Ramda's extradition cannot come a moment too soon for France, which is seething at the way Britain makes worthy speeches about beefing up collaboration against terrorism yet at the same seems to drag its feet over handing over a suspect.
The Ramda case has been brought up scores of times in bilateral contacts, with French diplomats and ministers pressing for his extradition. Prime Minister Dominique de Villepin lobbied British counterpart Tony Blair for a speedy resolution in their first meeting after July 7.
To Paris, the delays suggest a lack of willpower on the British side. A Parisian investigator said Britain was caught in a procedural trap that Ramda's lawyers have used to thwart the British authorities.
Some voice a darker view. Within French counter-terrorism circles, there is a mood of "I told you so" after the London bombings, because for years Britain did almost nothing to counter the buildup of violent Islamists on its soil - proselytising jihadists from Algeria, Iraq, Afghanistan, Egypt and Saudi Arabia who claimed asylum rights.
In the 1990s, the British capital came to be dubbed Londonistan by the French foreign intelligence service, DGSE, which was so untrusting of the British security agencies that it conducted its own undercover surveillance of Islamist suspects there, says former agent Pierre Martinet.
In 2002, left-of-centre news weekly Le Nouvel Observateur - not a publication associated with wild accusations - said Ramda had been turned by the British intelligence services, which had offered him protection in exchange for information about financing practices within the international Islamist movement.
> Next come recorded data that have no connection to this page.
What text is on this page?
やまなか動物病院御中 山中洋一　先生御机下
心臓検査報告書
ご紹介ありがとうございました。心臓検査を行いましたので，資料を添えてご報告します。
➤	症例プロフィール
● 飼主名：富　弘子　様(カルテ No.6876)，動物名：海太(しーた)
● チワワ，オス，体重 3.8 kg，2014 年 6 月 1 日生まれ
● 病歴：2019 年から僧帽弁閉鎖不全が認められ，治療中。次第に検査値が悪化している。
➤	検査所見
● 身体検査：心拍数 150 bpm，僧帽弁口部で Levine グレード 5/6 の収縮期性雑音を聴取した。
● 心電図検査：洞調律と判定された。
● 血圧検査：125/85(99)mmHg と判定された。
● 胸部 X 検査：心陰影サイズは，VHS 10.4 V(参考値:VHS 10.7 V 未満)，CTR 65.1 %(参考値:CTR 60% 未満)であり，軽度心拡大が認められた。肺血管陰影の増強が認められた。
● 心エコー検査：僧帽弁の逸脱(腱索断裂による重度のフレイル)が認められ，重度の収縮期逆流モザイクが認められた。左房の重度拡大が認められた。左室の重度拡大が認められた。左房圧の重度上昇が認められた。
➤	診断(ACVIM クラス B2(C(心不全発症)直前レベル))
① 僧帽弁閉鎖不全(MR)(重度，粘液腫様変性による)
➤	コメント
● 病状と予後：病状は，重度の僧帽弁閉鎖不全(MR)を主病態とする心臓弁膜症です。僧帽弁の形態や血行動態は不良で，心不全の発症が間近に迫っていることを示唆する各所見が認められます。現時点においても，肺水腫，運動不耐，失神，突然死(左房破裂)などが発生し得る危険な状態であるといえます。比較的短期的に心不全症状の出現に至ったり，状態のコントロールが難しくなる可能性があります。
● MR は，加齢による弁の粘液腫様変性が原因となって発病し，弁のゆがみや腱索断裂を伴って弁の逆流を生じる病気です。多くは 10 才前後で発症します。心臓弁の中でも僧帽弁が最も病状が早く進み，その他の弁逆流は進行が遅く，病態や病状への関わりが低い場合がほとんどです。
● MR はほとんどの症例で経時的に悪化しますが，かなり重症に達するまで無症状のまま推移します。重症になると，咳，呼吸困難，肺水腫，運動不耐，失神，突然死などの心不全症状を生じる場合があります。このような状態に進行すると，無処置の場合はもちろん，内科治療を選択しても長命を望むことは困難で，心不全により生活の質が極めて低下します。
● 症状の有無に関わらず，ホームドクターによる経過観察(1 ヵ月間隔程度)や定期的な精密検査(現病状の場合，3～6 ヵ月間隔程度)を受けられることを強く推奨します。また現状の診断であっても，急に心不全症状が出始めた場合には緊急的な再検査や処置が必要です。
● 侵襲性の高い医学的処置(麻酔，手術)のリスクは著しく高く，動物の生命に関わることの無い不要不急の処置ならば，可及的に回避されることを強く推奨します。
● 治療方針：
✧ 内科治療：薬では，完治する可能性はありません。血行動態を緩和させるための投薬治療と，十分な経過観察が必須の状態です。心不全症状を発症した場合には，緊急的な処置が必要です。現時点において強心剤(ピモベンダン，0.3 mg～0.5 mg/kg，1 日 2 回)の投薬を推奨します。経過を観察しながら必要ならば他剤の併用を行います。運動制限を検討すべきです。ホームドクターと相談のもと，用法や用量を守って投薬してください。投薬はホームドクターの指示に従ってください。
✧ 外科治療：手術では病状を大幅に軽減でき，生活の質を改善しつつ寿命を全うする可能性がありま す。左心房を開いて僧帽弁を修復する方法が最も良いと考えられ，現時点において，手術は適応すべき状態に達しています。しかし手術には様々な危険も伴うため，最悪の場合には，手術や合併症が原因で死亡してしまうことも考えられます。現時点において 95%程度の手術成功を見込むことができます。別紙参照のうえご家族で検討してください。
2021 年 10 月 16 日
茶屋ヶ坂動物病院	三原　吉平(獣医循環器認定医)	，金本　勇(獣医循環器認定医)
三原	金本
The main evidence against Ramda, now aged 35, is that his fingerprints were found on a money order to Western Union that dispatched 5000 to Bensaid, and that police found at his London home written orders from the GIA about the bombing campaigns, documents about the GIA and the text of an GIA ultimatum addressed to President Jacques Chirac on August 27, 1995.
Phone records purportedly show that he was in constant telephone contact with Bensaid and another bomber, Ali Touchent.
Bensaid and another member of the ring, Smain Ait Ali Belkacem, are serving life terms for two of the Paris bombings and Touchent, according to the Algerian Government, was killed in Algeria in 1997.
A fourth person, Khaled Kelkal, whose fingerprints were found on the unexploded bomb on the TGV track, was killed in a shootout with French police in September 1995.
Paris Metro attack
* 10 people died and 250 were injured in attacks on the Paris subway in 1995.
* The bombings were carried out by Algeria's Armed Islamic Group.
* Eight people died and 150 were injured in an attack on Saint Michel station.
* Two people were killed at another station on August 17.
* An attack on a TGV high-speed Lyons-Paris train in August failed when a bomb did not explode.
* Rachid Ramda is wanted by France over the bombings.
* Boualem Bensaid and Smain Ait Ali Belkacem are serving life terms.
* Ali Touchent, according to Algeria, was killed there in 1997.
* Khaled Kelkal, whose fingerprints were found on the bomb on the TGV track, was killed by French police in 1995.